The Wachowskis' Pitch For The Matrix Was Like Nothing The Producers Had Seen Before

In 2022, the idea of minds linking with machines isn't all that radical of a notion. Today, any Walmart or Best Buy offers special headsets that foster the ability to enter virtual worlds, but, back in the '90s, the very concept was a tough one to grasp.

In the late '90s, we were stuck with dial-up internet, and criminally slow download speeds, and our idea of virtual communication was asking someone their ASL on AIM. The World Wide Web was in its infancy, and everyone knew it would eventually change the world, but no one knew exactly what that world might look like once it fully matured. In 1999, Lilly and Lana Wachowski offered one terrifying possibility and changed our perception of reality forever.

In his book, Best. Movie. Year. Ever: How 1999 Blew Up the Big Screen (via Wired) Brian Raftery reveals "The Matrix" was a script no one understood, and a film Warner Brothers was reluctant to make before it became a cultural phenomenon.

The Wachowskis

According to Raftery, Lilly and Lana Wachowski were raised in Chicago by a nurse mother and a businessman father, who encouraged their kids to explore art. As children, the Wachowskis devoured the films of Alfred Hitchcock and Francis Ford Coppola, which soaked their young minds with the endless possibilities of cinema. When "Bladerunner" dropped in 1982, the siblings watched it repeatedly, finding inspiration for their own writing in its dystopian tale.

In their youth, the Wachowskis wrote comics, screenplays, and role-playing games, perfecting collaboration methods that would pay off years later. In 1992, the siblings wrote "Carnivore," a script about a soup kitchen that feeds the rich to the poor, and sent it to Lawrence Mattis, an agent in New York. The agent knew the film was much too risque to ever get made, but he was so impressed by the script that he signed the siblings anyway.
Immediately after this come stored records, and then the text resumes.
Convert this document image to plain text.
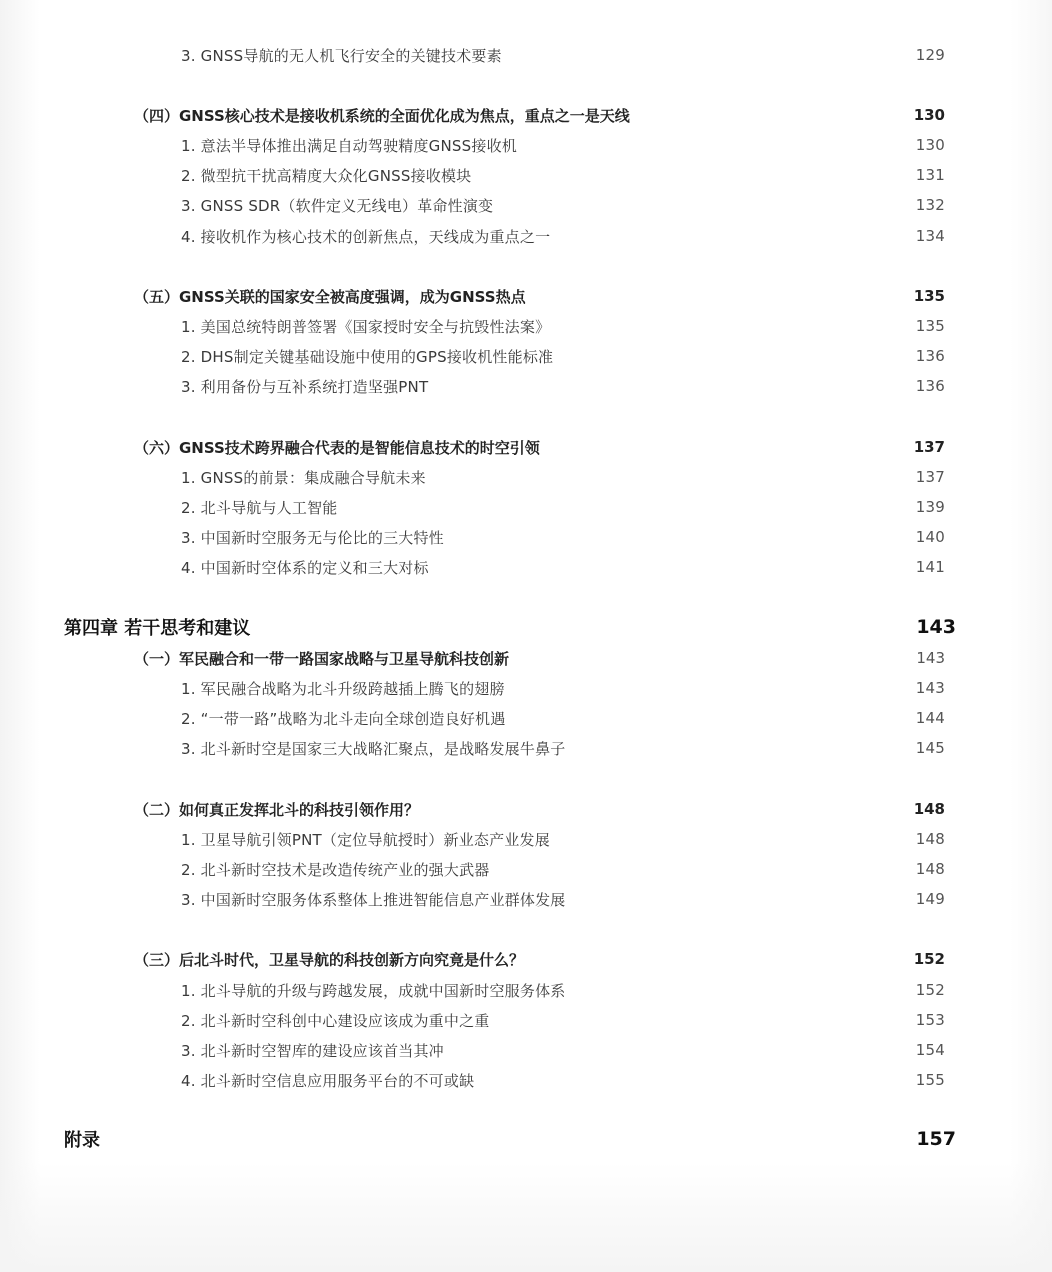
3. GNSS导航的无人机飞行安全的关键技术要素	129
（四）GNSS核心技术是接收机系统的全面优化成为焦点，重点之一是天线	130
1. 意法半导体推出满足自动驾驶精度GNSS接收机	130
2. 微型抗干扰高精度大众化GNSS接收模块	131
3. GNSS SDR（软件定义无线电）革命性演变	132
4. 接收机作为核心技术的创新焦点，天线成为重点之一	134
（五）GNSS关联的国家安全被高度强调，成为GNSS热点	135
1. 美国总统特朗普签署《国家授时安全与抗毁性法案》	135
2. DHS制定关键基础设施中使用的GPS接收机性能标准	136
3. 利用备份与互补系统打造坚强PNT	136
（六）GNSS技术跨界融合代表的是智能信息技术的时空引领	137
1. GNSS的前景：集成融合导航未来	137
2. 北斗导航与人工智能	139
3. 中国新时空服务无与伦比的三大特性	140
4. 中国新时空体系的定义和三大对标	141
第四章 若干思考和建议	143
（一）军民融合和一带一路国家战略与卫星导航科技创新	143
1. 军民融合战略为北斗升级跨越插上腾飞的翅膀	143
2. “一带一路”战略为北斗走向全球创造良好机遇	144
3. 北斗新时空是国家三大战略汇聚点，是战略发展牛鼻子	145
（二）如何真正发挥北斗的科技引领作用？	148
1. 卫星导航引领PNT（定位导航授时）新业态产业发展	148
2. 北斗新时空技术是改造传统产业的强大武器	148
3. 中国新时空服务体系整体上推进智能信息产业群体发展	149
（三）后北斗时代，卫星导航的科技创新方向究竟是什么？	152
1. 北斗导航的升级与跨越发展，成就中国新时空服务体系	152
2. 北斗新时空科创中心建设应该成为重中之重	153
3. 北斗新时空智库的建设应该首当其冲	154
4. 北斗新时空信息应用服务平台的不可或缺	155
附录	157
The Wachowskis' next script, "Assassins," sold for a million dollars, but was totally rewritten before being shown on the big screen. Lana called the finished product, "our abortion," so it's safe to say the siblings weren't fans of the rewrite. While working on their directorial debut film, "Bound," studio execs were struggling to understand The Wachowskis' third script, "The Matrix."

'Nobody understood it'

Lorenzo di Bonaventura, a top development executive at Warner Brothers in the '90s, had already purchased the script from the siblings, and supported its production, but struggled to get other execs to buy in. He recalls the incredulous reactions he would get when his co-workers read the script:

"Nobody understood it. They would go, 'How does this work? I'm sitting in a room, but I'm actually living in a machine? What the f*** are we doing?'"
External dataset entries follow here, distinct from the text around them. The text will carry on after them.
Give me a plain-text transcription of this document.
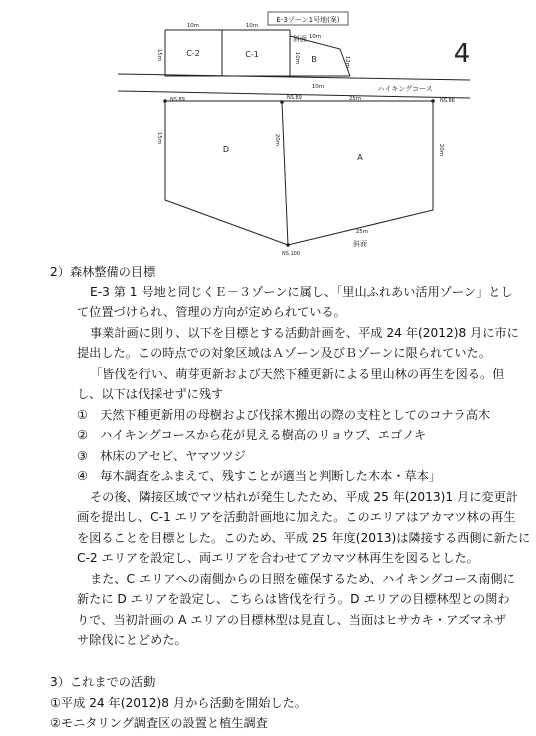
E-3ゾーン1号地(案)
4
斜面
C-2	C-1
B
10m	10m
10m
15m	10m	12m
10m	ハイキングコース
NS.89	NS.89	NS.86
NS.100
D
A
15m	20m
25m
20m
25m
斜面
2）森林整備の目標
E-3 第 1 号地と同じくＥ－３ゾーンに属し、「里山ふれあい活用ゾーン」とし
て位置づけられ、管理の方向が定められている。
事業計画に則り、以下を目標とする活動計画を、平成 24 年(2012)8 月に市に
提出した。この時点での対象区域はＡゾーン及びＢゾーンに限られていた。
「皆伐を行い、萌芽更新および天然下種更新による里山林の再生を図る。但
し、以下は伐採せずに残す
①　天然下種更新用の母樹および伐採木搬出の際の支柱としてのコナラ高木
②　ハイキングコースから花が見える樹高のリョウブ、エゴノキ
③　林床のアセビ、ヤマツツジ
④　毎木調査をふまえて、残すことが適当と判断した木本・草本」
その後、隣接区域でマツ枯れが発生したため、平成 25 年(2013)1 月に変更計
画を提出し、C-1 エリアを活動計画地に加えた。このエリアはアカマツ林の再生
を図ることを目標とした。このため、平成 25 年度(2013)は隣接する西側に新たに
C-2 エリアを設定し、両エリアを合わせてアカマツ林再生を図るとした。
また、C エリアへの南側からの日照を確保するため、ハイキングコース南側に
新たに D エリアを設定し、こちらは皆伐を行う。D エリアの目標林型との関わ
りで、当初計画の A エリアの目標林型は見直し、当面はヒサカキ・アズマネザ
サ除伐にとどめた。
3）これまでの活動
①平成 24 年(2012)8 月から活動を開始した。
②モニタリング調査区の設置と植生調査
The Wachowskis' directorial debut film was successful, but the studio remained reluctant to make a film about sentient machines that harvest oblivious humans. The writers had spent years developing the story, combining their interests in physics, Buddhism, and mythology into one story, and they were determined to see their passion project become a reality. They hired comics artist Geof Darrow to design the futuristic technology that ran "The Matrix," and artist Steve Skroce to create storyboards, which the creators used to explain their idea.
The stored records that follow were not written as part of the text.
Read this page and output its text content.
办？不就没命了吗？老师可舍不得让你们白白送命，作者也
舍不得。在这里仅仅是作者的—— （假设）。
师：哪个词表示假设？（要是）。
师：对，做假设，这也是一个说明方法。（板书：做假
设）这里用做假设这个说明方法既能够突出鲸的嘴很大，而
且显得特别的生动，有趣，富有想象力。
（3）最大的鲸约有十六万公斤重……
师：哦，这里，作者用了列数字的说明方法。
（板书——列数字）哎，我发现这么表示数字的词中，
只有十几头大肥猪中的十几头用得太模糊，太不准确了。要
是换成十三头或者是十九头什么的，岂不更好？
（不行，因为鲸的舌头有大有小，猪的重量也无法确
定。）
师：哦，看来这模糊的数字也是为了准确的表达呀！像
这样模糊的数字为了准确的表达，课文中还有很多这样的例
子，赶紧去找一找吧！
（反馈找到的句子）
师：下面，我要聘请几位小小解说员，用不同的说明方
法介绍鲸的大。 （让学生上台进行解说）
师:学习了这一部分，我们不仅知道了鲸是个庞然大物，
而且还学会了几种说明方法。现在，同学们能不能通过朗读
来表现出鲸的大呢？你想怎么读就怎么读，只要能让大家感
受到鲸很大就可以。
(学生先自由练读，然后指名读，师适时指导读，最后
As di Bonaventura remembers the pitch session:

"It was an unusual show. One of the Wachowskis was explaining the story, and the other was making sound effect noises."

After the odd pitch, the execs seemed a little less hesitant about the script, and began discussing money. I like to think they were wowed by The Wachowskis sound effects.

By the late '90s, Warner Brothers was open to taking risks with new ideas, but they weren't willing to lose money. The studio agreed to give the film a $60 million budget, but it had to be filmed in Australia, where production was cheaper.

A strong poker hand

The almost four-month-long shoot had its fair share of problems. Hugo Weaver (Agent Smith) and Carrie-Anne Moss (Trinity) both sustained injuries attempting stunts, and the film's costs were increasing by the day. Throughout filming, edited portions of the film were sent back to Warner Brothers, and what they saw excited them. This gave The Wachowskis enough leverage to call the studios' bluff when they threatened to cut several key scenes from the shooting schedule.

The studio sent editor Zach Staenberg to deliver this threat to the creators:

"They had a way of talking that was very much like twin speak. And they said, in their almost offhanded way, 'If we don't have those scenes, we don't have the movie—and they can get someone else to finish it.' ... "They basically played poker, feeling they had a strong hand—and they were right. "The Matrix" was made over-schedule and over-budget, but it was made on the Wachowskis' terms."

Ultimately, the film cost $63 million to make before it was released to theaters on March 31, 1999, where it earned $463 million. Despite Warner Brothers' initial fears, "The Matrix" was a monster hit that redefined visual storytelling boundaries with liquid bullet-time, slow-motion fisticuffs, and simulated worlds.